Trade volume determines the speed of price changes
A stock price goes up when there are more traders interested in buying a stock. Conversely, a stock price decreases when traders rush in to sell their stock. The average daily volume of trades per day on the NYSE is about 995 million shares. One can quite easily understand that with such an active market, stock prices can change quite quickly in a short time frame.
So with retail investors, and large unknown market players repeatedly buying a specific stock in a short time frame, the price kept going up. GameStop, AMC, Blackberry, and others have been targeted by online communities like Reddit as stocks to buy and HODL (hold on for dear life). With the main intention of getting back at large hedge funds and institutional investors that profit on the fall of low-performing or declining stocks.
The meme stock runner up
AMC is another example of a meme stock. The stock was trading below $3 per share during January of 2021. Following the Gamestop meme stock saga, the stock soon got traction and had an all-time high of $62.55 on the 2nd of June 2021. Once again showing the impact of social media and online communities to impact the market and drive a share price up.
$1000 invested in AMC on the 19th of May 2021 would’ve turned into $4,950 by the 2nd of June 2021. Although the two-week climb is not as impressive as GameStop, a return of nearly 500% on your investment in two weeks is still very impressive.

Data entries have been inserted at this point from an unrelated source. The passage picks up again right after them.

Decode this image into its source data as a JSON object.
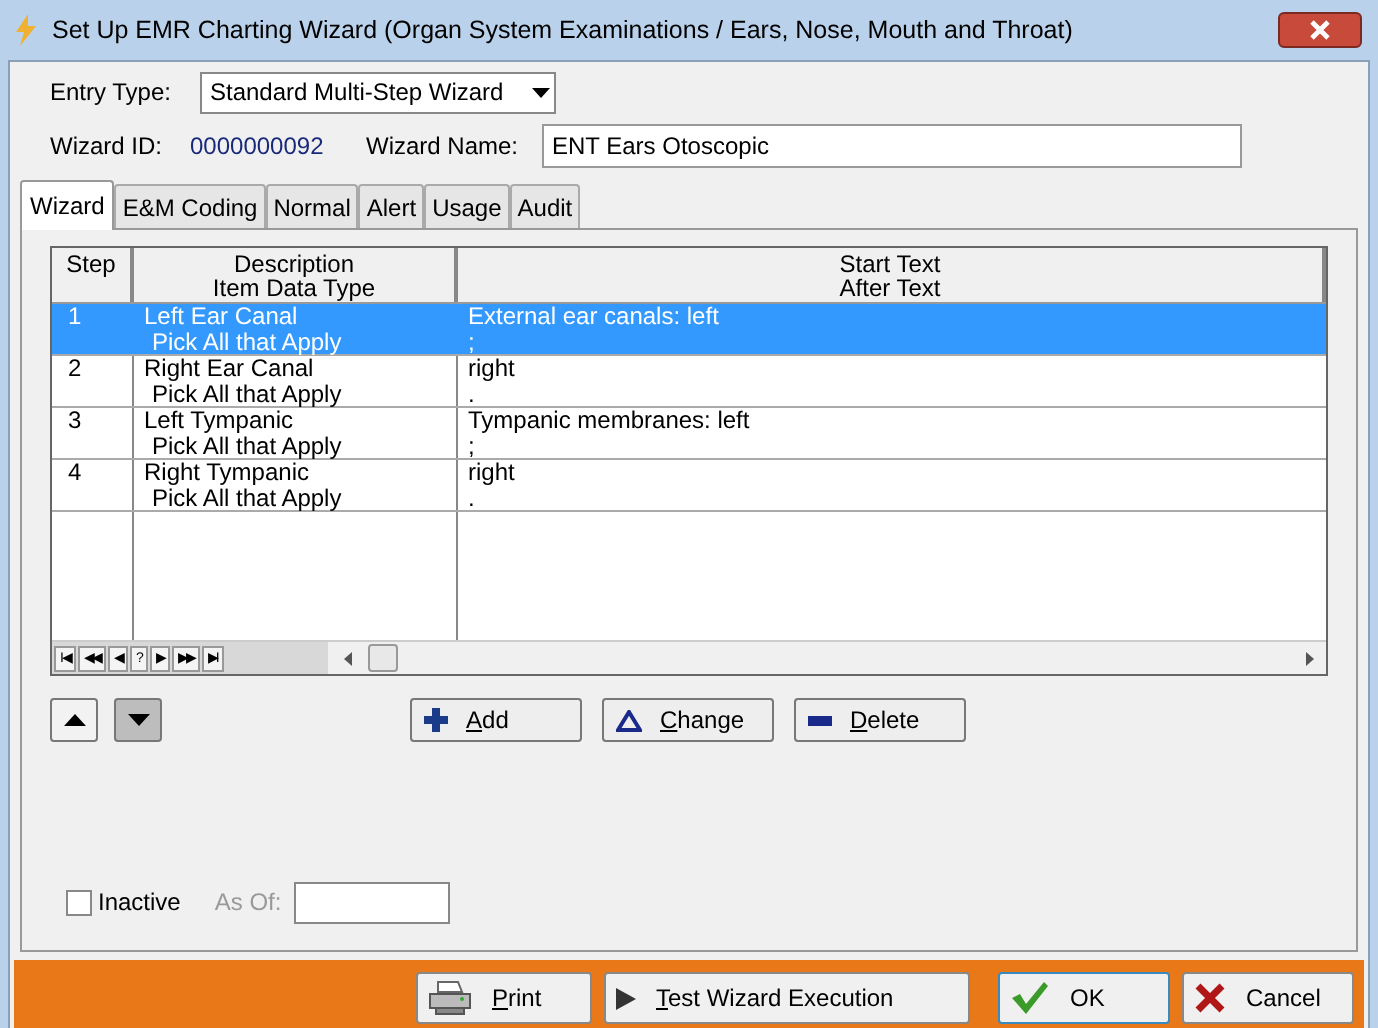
{
  "window": {
    "title": "Set Up EMR Charting Wizard (Organ System Examinations / Ears, Nose, Mouth and Throat)"
  },
  "entry_type": {
    "label": "Entry Type:",
    "value": "Standard Multi-Step Wizard"
  },
  "wizard_id": {
    "label": "Wizard ID:",
    "value": "0000000092"
  },
  "wizard_name": {
    "label": "Wizard Name:",
    "value": "ENT Ears Otoscopic"
  },
  "tabs": [
    {
      "label": "Wizard",
      "selected": true
    },
    {
      "label": "E&M Coding",
      "selected": false
    },
    {
      "label": "Normal",
      "selected": false
    },
    {
      "label": "Alert",
      "selected": false
    },
    {
      "label": "Usage",
      "selected": false
    },
    {
      "label": "Audit",
      "selected": false
    }
  ],
  "table": {
    "columns": [
      {
        "line1": "Step"
      },
      {
        "line1": "Description",
        "line2": "Item Data Type"
      },
      {
        "line1": "Start Text",
        "line2": "After Text"
      }
    ],
    "rows": [
      {
        "step": "1",
        "description": "Left Ear Canal",
        "item_type": "Pick All that Apply",
        "start_text": "External ear canals:  left",
        "after_text": ";",
        "selected": true
      },
      {
        "step": "2",
        "description": "Right Ear Canal",
        "item_type": "Pick All that Apply",
        "start_text": "right",
        "after_text": ".",
        "selected": false
      },
      {
        "step": "3",
        "description": "Left Tympanic",
        "item_type": "Pick All that Apply",
        "start_text": "Tympanic membranes:  left",
        "after_text": ";",
        "selected": false
      },
      {
        "step": "4",
        "description": "Right Tympanic",
        "item_type": "Pick All that Apply",
        "start_text": "right",
        "after_text": ".",
        "selected": false
      }
    ],
    "navigator": [
      "I◀",
      "◀◀",
      "◀",
      "?",
      "▶",
      "▶▶",
      "▶I"
    ]
  },
  "edit_buttons": [
    {
      "label": "Add",
      "kind": "add",
      "accelerator": true
    },
    {
      "label": "Change",
      "kind": "change",
      "accelerator": true
    },
    {
      "label": "Delete",
      "kind": "delete",
      "accelerator": true
    }
  ],
  "inactive": {
    "label": "Inactive",
    "checked": false
  },
  "as_of": {
    "label": "As Of:"
  },
  "footer_buttons": [
    {
      "label": "Print",
      "kind": "print",
      "accelerator": true
    },
    {
      "label": "Test Wizard Execution",
      "kind": "test",
      "accelerator": true
    },
    {
      "label": "OK",
      "kind": "ok",
      "accelerator": false
    },
    {
      "label": "Cancel",
      "kind": "cancel",
      "accelerator": false
    }
  ]
}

The influence of herd behavior
There are several different opinions on what drove the meme stock mania, with Gamestop as its poster child. We cannot dismiss the impact of certain psychological phenomenons that intensely drive human behavior, namely - Herd behavior. Even though the climb of the share price of GameStop was sparked by an online community on Reddit. The mass and continuous impact is not a result of that community alone. As the stock price went up, people all around the globe saw one thing: Other people are buying GameStop.
Herd behavior dictates that people follow other people’s decisions in times of uncertainty. So when a stock price suddenly increases buyers step up looking to buy even more. As millions jumped into the buy-train, Gamestop’s price soared day after day. Not due to their understanding and research of the stock, rather based on the assumption that other people would keep buying.

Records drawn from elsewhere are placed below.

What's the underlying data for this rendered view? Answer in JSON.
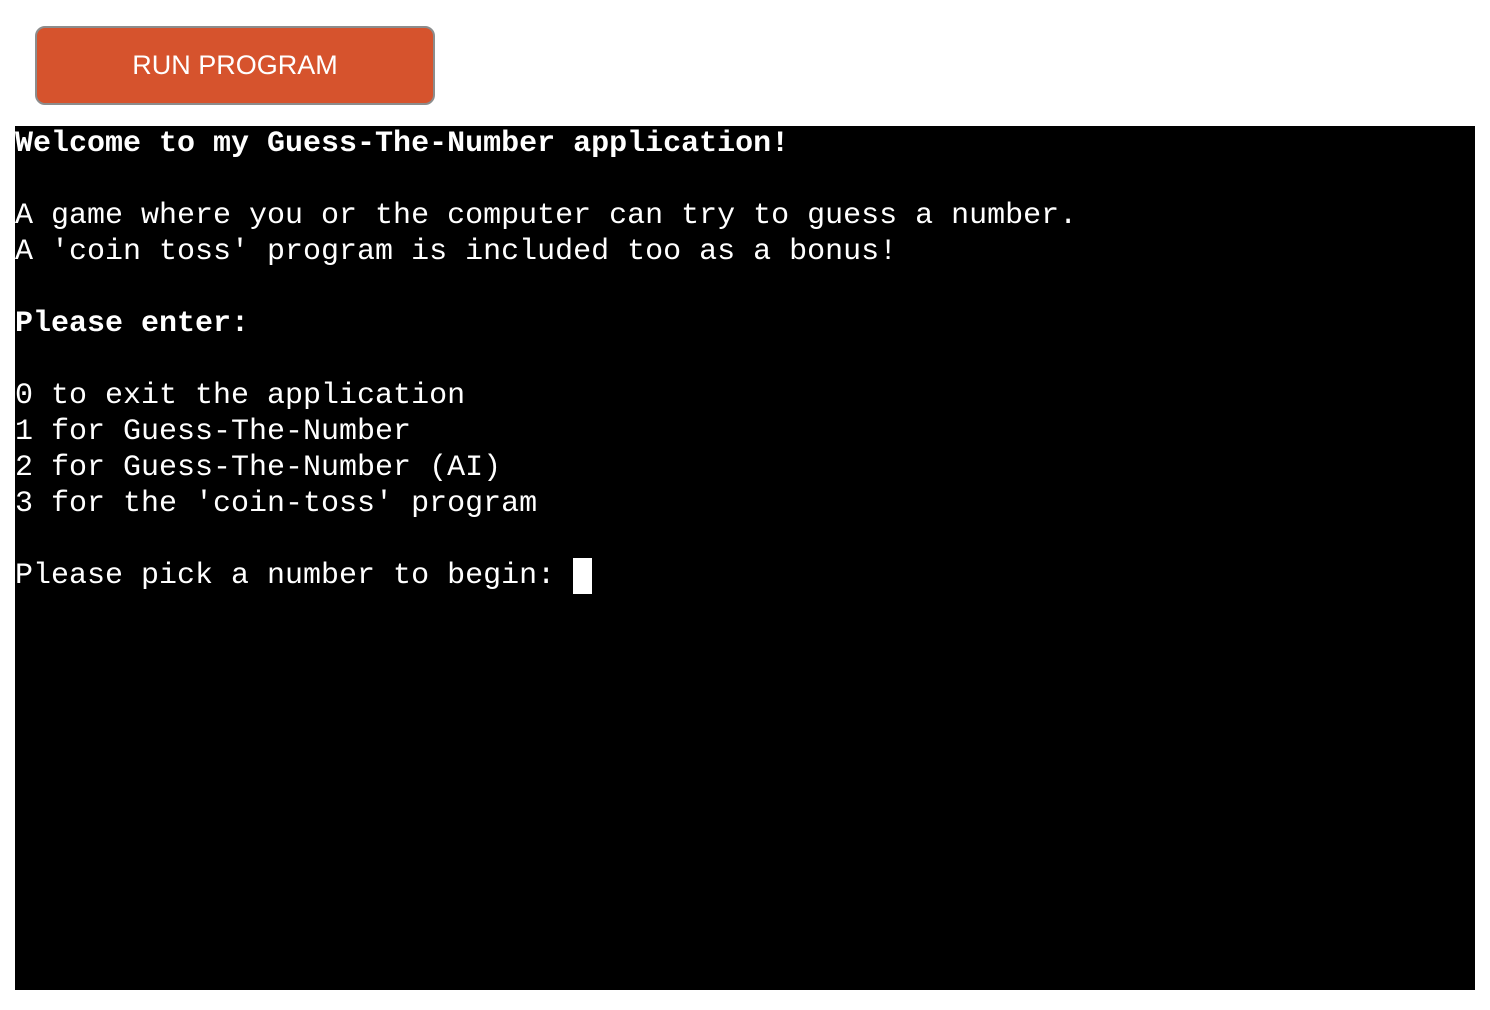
{
  "toolbar": {
    "run_label": "RUN PROGRAM"
  },
  "terminal": {
    "lines": [
      {
        "text": "Welcome to my Guess-The-Number application!",
        "bold": true
      },
      {
        "text": "",
        "bold": false
      },
      {
        "text": "A game where you or the computer can try to guess a number.",
        "bold": false
      },
      {
        "text": "A 'coin toss' program is included too as a bonus!",
        "bold": false
      },
      {
        "text": "",
        "bold": false
      },
      {
        "text": "Please enter:",
        "bold": true
      },
      {
        "text": "",
        "bold": false
      },
      {
        "text": "0 to exit the application",
        "bold": false
      },
      {
        "text": "1 for Guess-The-Number",
        "bold": false
      },
      {
        "text": "2 for Guess-The-Number (AI)",
        "bold": false
      },
      {
        "text": "3 for the 'coin-toss' program",
        "bold": false
      },
      {
        "text": "",
        "bold": false
      }
    ],
    "prompt": "Please pick a number to begin: ",
    "input_value": ""
  },
  "colors": {
    "button_bg": "#d6532d",
    "terminal_bg": "#000000",
    "terminal_fg": "#ffffff"
  }
}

This blind reliance on other people’s decisions is what is known as ‘herd behavior’ and is increasingly evident in an always-online world. News travels fast in the internet age, and when a quick money-making opportunity presents itself, more people follow suit. This continued to fuel the increasing share price.
Conclusion
Meme stocks are leaving their mark on Wall Street. Impacting financial markets all around the globe. Overthrowing institutional investors’ short positions, one stock at a time. It started with GameStop but has subsequently transferred to AMC, BlackBerry, Nokia, Bed Bath & Beyond, and more.
However, the disconnect between price, and fundamental value of certain stocks is nothing more than highly speculative behavior. The meme stock saga continues, and it shows how detached from reality investors can get. A speculative mania that could have had detrimental consequences to our entire financial system.
With sharp increases at unpredictable times, what stock will the online community target next?